Mamquam - March 2004
Reid crosses the chutes down from the Gargoyles before descending to Ring Creek.
Reid and Chris rest atop the ridge below the Opal Cone.
Under sunny skies, every trip to these parts demands a photo of Garibaldi. lists several trip reports of unsuccessful attempts on Mamquam. Most are the result of being socked-in by bad weather. We had perfect weather, and had it not been for me slowing them down, Chris Tarling, Reid Holmes, and Matt Brown would likely have stood on the summit of Mamquam on Saturday March 13, 2004. See Matt's photos and Reid's photos of Mamquam.
No broken ankle will prevent Reid from demonstrating elegant telemark technique.

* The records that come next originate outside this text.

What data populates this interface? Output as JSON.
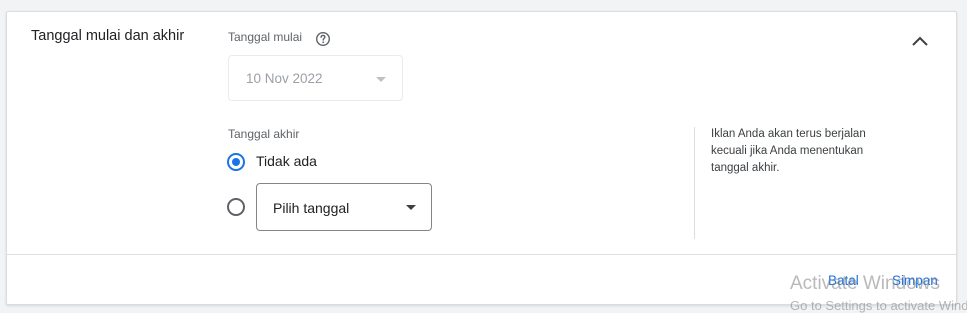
{
  "section": {
    "title": "Tanggal mulai dan akhir"
  },
  "start": {
    "label": "Tanggal mulai",
    "value": "10 Nov 2022"
  },
  "end": {
    "label": "Tanggal akhir",
    "option_none": "Tidak ada",
    "option_pick_placeholder": "Pilih tanggal",
    "selected": "Tidak ada"
  },
  "hint": {
    "text": "Iklan Anda akan terus berjalan kecuali jika Anda menentukan tanggal akhir."
  },
  "actions": {
    "cancel": "Batal",
    "save": "Simpan"
  },
  "watermark": {
    "title": "Activate Windows",
    "subtitle": "Go to Settings to activate Windows."
  },
  "icons": {
    "collapse": "chevron-up-icon",
    "help": "help-circle-icon",
    "dropdown": "caret-down-icon"
  },
  "colors": {
    "accent": "#1a73e8",
    "text": "#202124",
    "muted": "#5f6368",
    "border": "#dadce0"
  }
}
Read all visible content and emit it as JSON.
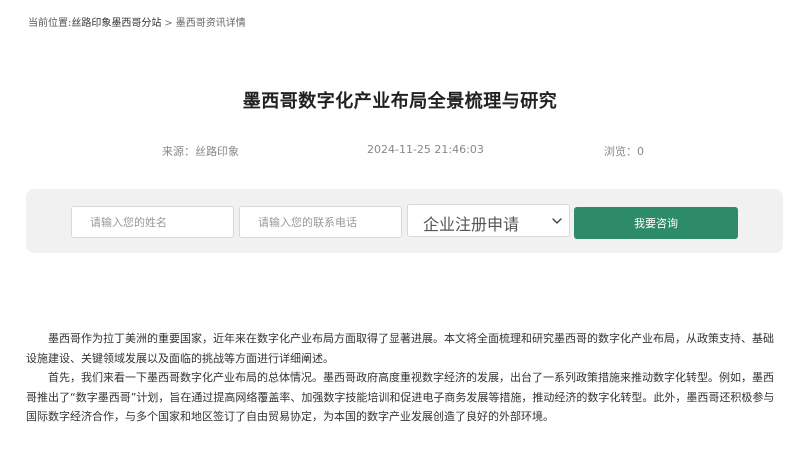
{
  "breadcrumb": {
    "prefix": "当前位置:",
    "link": "丝路印象墨西哥分站",
    "separator": ">",
    "current": "墨西哥资讯详情"
  },
  "article": {
    "title": "墨西哥数字化产业布局全景梳理与研究",
    "source": "来源：丝路印象",
    "date": "2024-11-25 21:46:03",
    "views": "浏览：0",
    "paragraphs": [
      "墨西哥作为拉丁美洲的重要国家，近年来在数字化产业布局方面取得了显著进展。本文将全面梳理和研究墨西哥的数字化产业布局，从政策支持、基础设施建设、关键领域发展以及面临的挑战等方面进行详细阐述。",
      "首先，我们来看一下墨西哥数字化产业布局的总体情况。墨西哥政府高度重视数字经济的发展，出台了一系列政策措施来推动数字化转型。例如，墨西哥推出了“数字墨西哥”计划，旨在通过提高网络覆盖率、加强数字技能培训和促进电子商务发展等措施，推动经济的数字化转型。此外，墨西哥还积极参与国际数字经济合作，与多个国家和地区签订了自由贸易协定，为本国的数字产业发展创造了良好的外部环境。"
    ]
  },
  "form": {
    "name_placeholder": "请输入您的姓名",
    "phone_placeholder": "请输入您的联系电话",
    "service_selected": "企业注册申请",
    "submit_label": "我要咨询",
    "accent_color": "#2e8b68"
  }
}
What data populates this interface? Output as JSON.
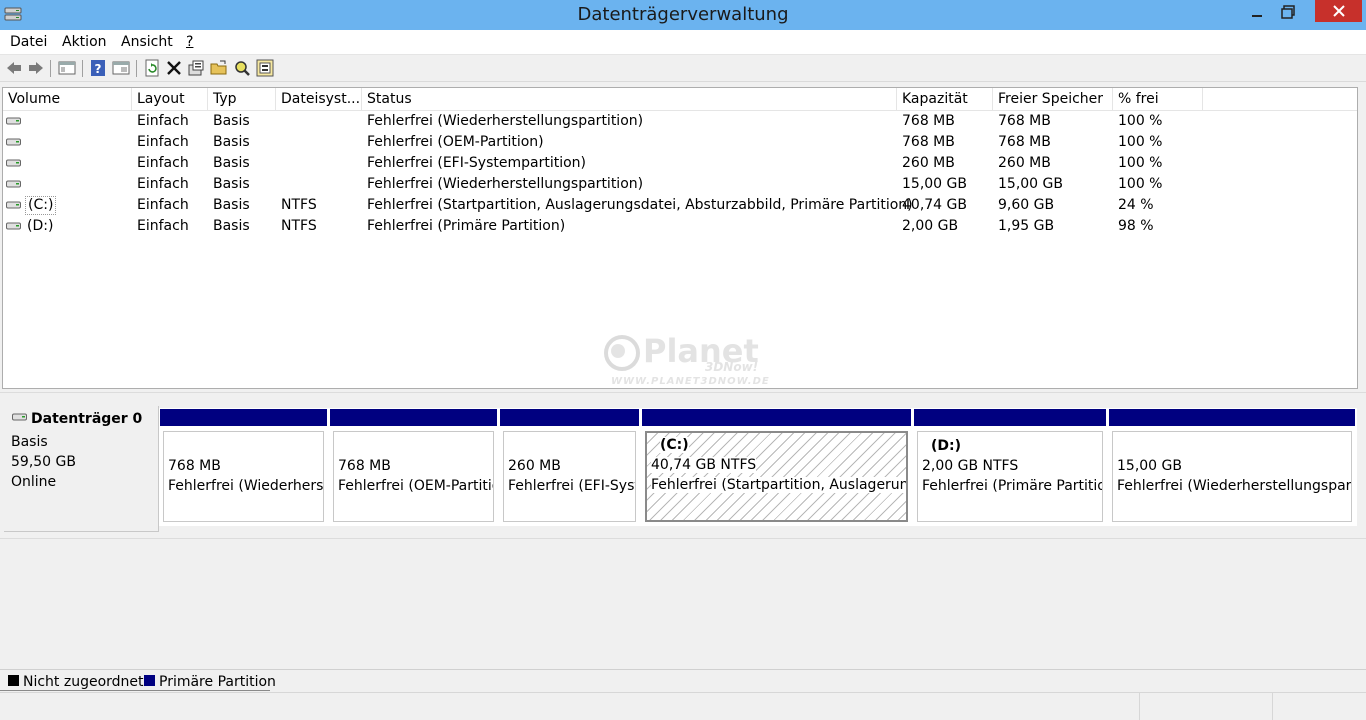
{
  "window": {
    "title": "Datenträgerverwaltung"
  },
  "menu": [
    "Datei",
    "Aktion",
    "Ansicht",
    "?"
  ],
  "toolbar": {
    "icons": [
      "back-icon",
      "forward-icon",
      "console-tree-icon",
      "help-icon",
      "properties-view-icon",
      "refresh-icon",
      "delete-icon",
      "properties-icon",
      "open-icon",
      "search-icon",
      "export-icon"
    ]
  },
  "volumes": {
    "columns": [
      "Volume",
      "Layout",
      "Typ",
      "Dateisyst...",
      "Status",
      "Kapazität",
      "Freier Speicher",
      "% frei"
    ],
    "rows": [
      {
        "volume": "",
        "layout": "Einfach",
        "typ": "Basis",
        "fs": "",
        "status": "Fehlerfrei (Wiederherstellungspartition)",
        "kap": "768 MB",
        "frei": "768 MB",
        "pct": "100 %"
      },
      {
        "volume": "",
        "layout": "Einfach",
        "typ": "Basis",
        "fs": "",
        "status": "Fehlerfrei (OEM-Partition)",
        "kap": "768 MB",
        "frei": "768 MB",
        "pct": "100 %"
      },
      {
        "volume": "",
        "layout": "Einfach",
        "typ": "Basis",
        "fs": "",
        "status": "Fehlerfrei (EFI-Systempartition)",
        "kap": "260 MB",
        "frei": "260 MB",
        "pct": "100 %"
      },
      {
        "volume": "",
        "layout": "Einfach",
        "typ": "Basis",
        "fs": "",
        "status": "Fehlerfrei (Wiederherstellungspartition)",
        "kap": "15,00 GB",
        "frei": "15,00 GB",
        "pct": "100 %"
      },
      {
        "volume": "(C:)",
        "layout": "Einfach",
        "typ": "Basis",
        "fs": "NTFS",
        "status": "Fehlerfrei (Startpartition, Auslagerungsdatei, Absturzabbild, Primäre Partition)",
        "kap": "40,74 GB",
        "frei": "9,60 GB",
        "pct": "24 %"
      },
      {
        "volume": "(D:)",
        "layout": "Einfach",
        "typ": "Basis",
        "fs": "NTFS",
        "status": "Fehlerfrei (Primäre Partition)",
        "kap": "2,00 GB",
        "frei": "1,95 GB",
        "pct": "98 %"
      }
    ]
  },
  "disk": {
    "name": "Datenträger 0",
    "type": "Basis",
    "size": "59,50 GB",
    "state": "Online",
    "partitions": [
      {
        "label": "",
        "size": "768 MB",
        "status": "Fehlerfrei (Wiederherstellungspartition)"
      },
      {
        "label": "",
        "size": "768 MB",
        "status": "Fehlerfrei (OEM-Partition)"
      },
      {
        "label": "",
        "size": "260 MB",
        "status": "Fehlerfrei (EFI-Systempartition)"
      },
      {
        "label": "(C:)",
        "size": "40,74 GB NTFS",
        "status": "Fehlerfrei (Startpartition, Auslagerungsdatei, Absturzabbild, Primäre Partition)"
      },
      {
        "label": "(D:)",
        "size": "2,00 GB NTFS",
        "status": "Fehlerfrei (Primäre Partition)"
      },
      {
        "label": "",
        "size": "15,00 GB",
        "status": "Fehlerfrei (Wiederherstellungspartition)"
      }
    ]
  },
  "legend": {
    "unallocated": "Nicht zugeordnet",
    "primary": "Primäre Partition",
    "unallocated_color": "#000000",
    "primary_color": "#000080"
  },
  "watermark": {
    "text": "Planet",
    "brand": "3DNow!",
    "url": "WWW.PLANET3DNOW.DE"
  },
  "colors": {
    "titlebar": "#6bb3ef",
    "close": "#c7302b",
    "partition_bar": "#000080"
  }
}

Matt smiles after having successfully negotiated the slope without falls.
Lots of sunshine.
We left Vancouver Friday morning at 6:00 am, resting comfortably on the leather seats of Chris' sports utility vehicle (unlike the other three, Chris is employed and can afford something other than a 3-cylinder hatchback). After a quick stop at Tim Horton's (where the employed guy purchased coffee, doughnuts, and a sandwich for the day) we headed up to the Diamond Head parking lot from which we were skiing by 8:20 am. Lunch at Elfin lakes at 11:30 am. The descent to Ring Creek required the usual fifteen minutes of searching for the least unpleasant route to the bottom. Chris then broke a trail of nice switchbacks all the way up the ridge south of the Opal Cone (first of many instances where Steph's pace slows the group). Here we travelled east above Zig Zag Creek to the ridge above Mamquam Lake (near the Rampart Ponds on 92/G15). We set camp at 5:00 pm. As the sun set that evening we enjoyed the rare combination of warmer-than-expected temperatures, clear skies, and no wind.
On Saturday we awoke at 6:15 am. After a hot breakfast we were skiing by 8:00 am. From here Chris found a nice descent route to Mamquam Lake, then down just east of Skookum Creek to Eanastick Meadows. Such a loss of elevation before having to climb Mamquam is midly discouraging (especially knowing it will have to be ascended again in the evening). As Baldwin recommends, we headed south across the meadows to gain the ridge at its mellower right end. We then followed the ridge crest until it leaves the treeline. Under a warm sun we chose the only obvious line of ascent. Just below the col onto the Mamquam summit icefield is a short steep section across which we switchbacked. I was breaking trail at this point. Perhaps I should have made the swithback earlier; I slipped and cut my elbow after a short slide on the snow. Upon gaining flat ground above, Dr. Brown patched me up with duct tape and gauze. Based on the time of day, my bleeding elbow, our fear of the necessary steep descent, and not wanting to slow down Matt and Chris any further, Reid and I turned around at the col at 1:30 pm. Reid scrambled to the nearby summit (northern highpoint on the Mamquam complex). We spent a half hour enjoying the sun and taking photos (including the above sequence of Chris and Matt trying to decypher an icy slope leading to the Mamquam icefield - the solution they suggest is to descend and follow the lower icefield). Thus, Chris and Matt traversed the summit icefield until they reached their turn-around time of 3:00 pm just below the Mamquam summit. In the meantime, Reid and Steph were enjoying glade skiing back down to Eanastick Meadows (with a few lenghty breaks lounging in the sun). The steep section wasn't so bad on descent after all. By 4:00 we reached the meadows, 5:00 pm Mamquam Lake, and just after 6:00 pm we were back at camp. Matt and Chris surprised up by showing their smiling faces just before 7:00 pm, just in time for a hot drink.
After climbing the Hillary step, Reid reaches the corniced summit of... some unnamed subsummit.
The author sporting Dr. Brown's handywork on his left elbow.
Sunday morning we again rose at 6:15 am, this time to snow and fog. After breaking camp we skied out in zero visibility at 8:30 am. Bringing back memories of the Columbia Icefields, we navigated by compass and gps with Reid and Chris leading the way. Again I slid down a slope and held everyone up as I kicked steps back to the top. Luckily, the clouds broke just as we reached the descent off the Opal Cone. This newfound visibility made the descent down to Ring Creek enjoyable. We were back at Elfin Lakes at noon where we took a lengthy lunch break. Back down at the car at 3:30 followed by 7-11, where they sell two hot dogs for $2.22.